Había pasado una noche intranquila, sin dejar que el sueño le venciera por completo, cuando a la mañana siguiente oyó trucar en la puerta de su habitación y apareció una mujer con la bandeja del desayuno, creyó que había sido transportada a otra época, donde todas las personas, que iban a cruzarse aquel día en su camino, eran perfectas desconocidas. Supuso que todo era fruto de su cansancio y que el hecho de haber dormido poco aquella noche, le empujaba a un mundo donde la realidad se confundía con la ficción. De ahí que desconociera cuanto se hallaba a su alrededor.
Pasaban las horas sin que ella pudiera salir de su letargo y cuando miraba a través de la ventana, era incapaz de entender cuánto veía. Ni tan siquiera entendía la presencia de aquel retrato en su mesilla. Una fotografía que observaba insistentemente, mientras intentaba comprender por qué estaba allí; se trataba de una mujer joven, que no recordaba, con tres niños, que pudiera que fueran sus hijos y a quienes tampoco era capaz de recordar.

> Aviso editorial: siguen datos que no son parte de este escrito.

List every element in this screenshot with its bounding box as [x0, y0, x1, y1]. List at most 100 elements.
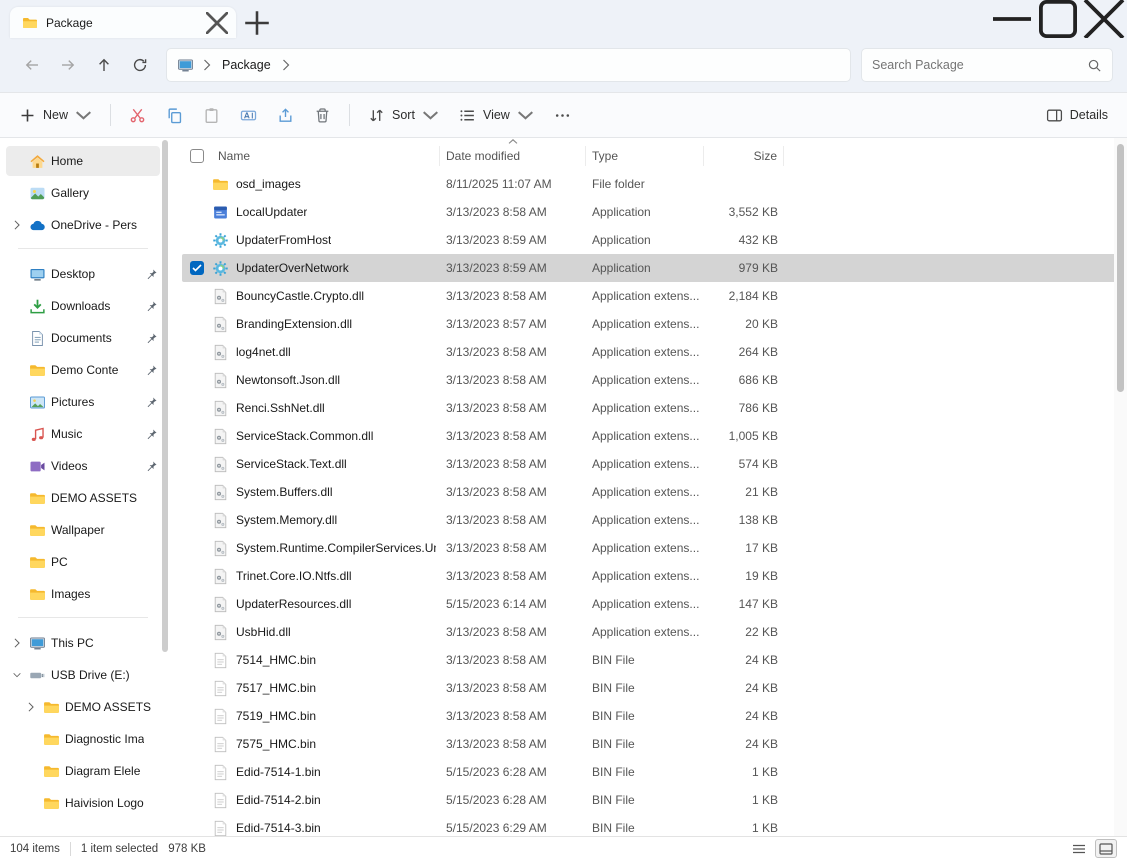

Un niño de unos nueve años llamó aquella mañana a su puerta. ¿Puedo entrar abuela?, le preguntó, y cuando lo tuvo ante sí, el corazón le dio un vuelco, pero al instante siguiente, cuando le miró de nuevo, solo vio un desconocido. Se alteró por esa extraña sensación, como si pasara de la conciencia a la inconsciencia, donde las personas le eran a veces familiares, pero otras, grandes desconocidas, donde era incapaz de interpretar sus recuerdos, llenos de seres y acontecimientos que se le escapaban de la mente, como si fueran historias vividas por otras personas, que se hubieran metido en su cabeza para atormentarla. Mientras, el niño jugueteaba y le hacía cariñosas carantoñas que no podía entender y que observaba desde la indiferencia más absoluta.
La había llamado abuela y no sabía el significado de esa palabra, pero con toda seguridad era algo bueno, a juzgar por lo feliz que veía al chiquillo. De repente se colocó ante ella, le miró a los ojos, y una sensación extraña se coló a través de sus pupilas. Luego, el vago recuerdo de una habitación, donde había una cuna y un niño, que ella cogía tiernamente entre sus brazos. Unos segundos fugaces que olvidó en cuanto dejó de mirarle.
Cuando las lagunas de su memoria se lo permitían, recordaba que había tenido una vida, que sus hijos la adoraban y sus nietos la habían colmado de alegrías, y que no siempre estuvo en la penumbra. Entonces las lágrimas se abalanzaban desde sus ojos, y como queriendo conseguir una tregua en su condena, imploraba que aquellos instantes no volvieran a desaparecer. Pero la vida cruel le negaba el indulto a su oscuridad, porque acto seguido se volatilizaban sus recuerdos, dejando tan solo aquellas lágrimas que resbalaban por sus mejillas. Al sentir humedad en su rostro, pasaba sus manos bajo los ojos, y restregaba su cara con firmeza, como si sintiera, desde su inconsciente, que le habían arrebatado algo profundamente querido. Eran escasos momentos, que pronto pasaban al olvido pero que, quizás, le daban la única razón para seguir despertando por la mañana, aunque ella no lo recordara. Seguía mirando el retrato de su mesita de noche, como si fuera la única unión con su pasado, sin recordar que efectivamente lo era.
Segundos después, volvía a mirar por la ventana y como un relámpago fugaz, que se mete por la ventana y sale por la puerta, una sensación extraña entraba en su corazón para perderse después en su memoria. Mirando el retrato de frente entendía, aunque fuera por unas milésimas de segundo, que ella era la mujer de la fotografía, con sus tres hijos, cuando los fantasmas de su mente todavía no se habían apoderado de sus recuerdos.
Después miraba hacia la mesita de noche y se preguntaba de nuevo quién era aquella mujer y aquellos niños del retrato.
Después miraba hacia la mesita de noche y se preguntaba de nuevo quién era aquella mujer y aquellos niños del retrato.